The Indeterminacy of Space

From FWJ Schelling's System of Transcendental Idealism:
If intuition becomes wholly indeterminate, absolutely without concepts, nothing else remains of it save the general intuition itself, which, if it is itself intuited once more, is space.

Space is a conceptless intuiting, and thus in no way a concept that might have been first abstracted, say, from the relationships of things; for although space arises for me through abstraction, it is still no abstract concept either in the sense that categories are, or in the sense that empirical or specific concepts are; for if there was a specific concept of space, there would have to be many spaces, instead of which there is but one infinite space, which is presupposed by every limitation in space, that is, by every individual space. Since space is merely an intuiting throughout, it is necessarily also an intuiting into the infinite, such that even the smallest part of space is still itself an intuiting, that is, a space and not, say, a mere boundary; and this alone is the basis for the infinite divisibility of space. Geometry, although it draws all its proofs solely from intuition, and yet does so no less generally than from concepts, ultimately owes its existence entirely to this property of space; and this is so generally admitted, that no further demonstration of it is needed here.

Schelling's conceptualization of space is by no means unique: infinite, infinitely divisible thus is divisibility is without import; no part of space holds special properties over others, save its position relative to others.
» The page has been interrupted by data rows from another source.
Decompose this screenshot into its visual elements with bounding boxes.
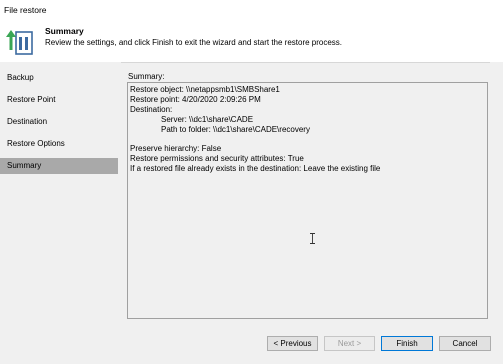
wizard-steps: Backup Restore Point Destination Restore… — [0, 62, 121, 328]
summary-line: Preserve hierarchy: False — [130, 144, 222, 153]
previous-button[interactable]: < Previous — [267, 336, 318, 351]
summary-line: If a restored file already exists in the… — [130, 164, 381, 173]
window-title: File restore — [4, 5, 47, 15]
header-description: Review the settings, and click Finish to… — [45, 38, 343, 47]
sidebar-item-backup[interactable]: Backup — [0, 70, 118, 86]
header-title: Summary — [45, 26, 84, 36]
cancel-button[interactable]: Cancel — [439, 336, 491, 351]
summary-text-area[interactable]: Restore object: \\netappsmb1\SMBShare1 R… — [127, 82, 488, 319]
summary-line: Restore point: 4/20/2020 2:09:26 PM — [130, 95, 261, 104]
sidebar-item-restore-options[interactable]: Restore Options — [0, 136, 118, 152]
text-cursor-icon — [310, 233, 315, 244]
right-edge — [490, 62, 503, 328]
summary-label: Summary: — [128, 72, 165, 81]
sidebar-item-restore-point[interactable]: Restore Point — [0, 92, 118, 108]
finish-button[interactable]: Finish — [381, 336, 433, 351]
wizard-header: Summary Review the settings, and click F… — [0, 20, 503, 63]
summary-line: Restore permissions and security attribu… — [130, 154, 304, 163]
window-titlebar: File restore — [0, 0, 503, 21]
next-button[interactable]: Next > — [324, 336, 375, 351]
sidebar-item-summary[interactable]: Summary — [0, 158, 118, 174]
summary-line: Restore object: \\netappsmb1\SMBShare1 — [130, 85, 280, 94]
sidebar-item-destination[interactable]: Destination — [0, 114, 118, 130]
summary-line: Server: \\dc1\share\CADE — [161, 115, 254, 124]
restore-wizard-icon — [6, 30, 33, 55]
summary-line: Path to folder: \\dc1\share\CADE\recover… — [161, 125, 310, 134]
summary-line: Destination: — [130, 105, 173, 114]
Space as a whole, however, holds a special place in Schelling's thought because of complete exteriority to self: awareness of that which is outside the self is intuited in distance, whereas inner sense is intuited in time. Only one real place exists with regard to consciousness--that which is occupied by the self, which is isolated from space by the self's growing awareness of the differences between inner and outer. Indeed, as time defines inner intuition, space becomes dependent on it as space becomes an object to consciousness.

What makes Schelling's interpretation of space problematic (if not atypical) is that the same work introduces concepts of organism/organicism that contribute to the evolution of Gemeinschaft in German philosophy and sociology: the self belongs to a non-mechanical system, plant like in nature, that places it in relation to nature:
... it has framed itself outwardly from within everything that is external to it, and that which constitutes the universe for it is merely the grosser and remoter organ of self-consciousness.
It is this sense that the differences between Gemeinschaft and Gesellschaft would be understood, and the naturalness of Heimat celebrated.

[ETA] With the weakened importance of space in Schelling's romantic thinking, organic, communal concepts such as Gemeinschaft and Heimat lack qualities of location and place. Belonging to a community, necessary for the formation of the self based on its own experiences, nonetheless is an abstraction, its specificity carrying no merit, and the self remains separable from the community around it.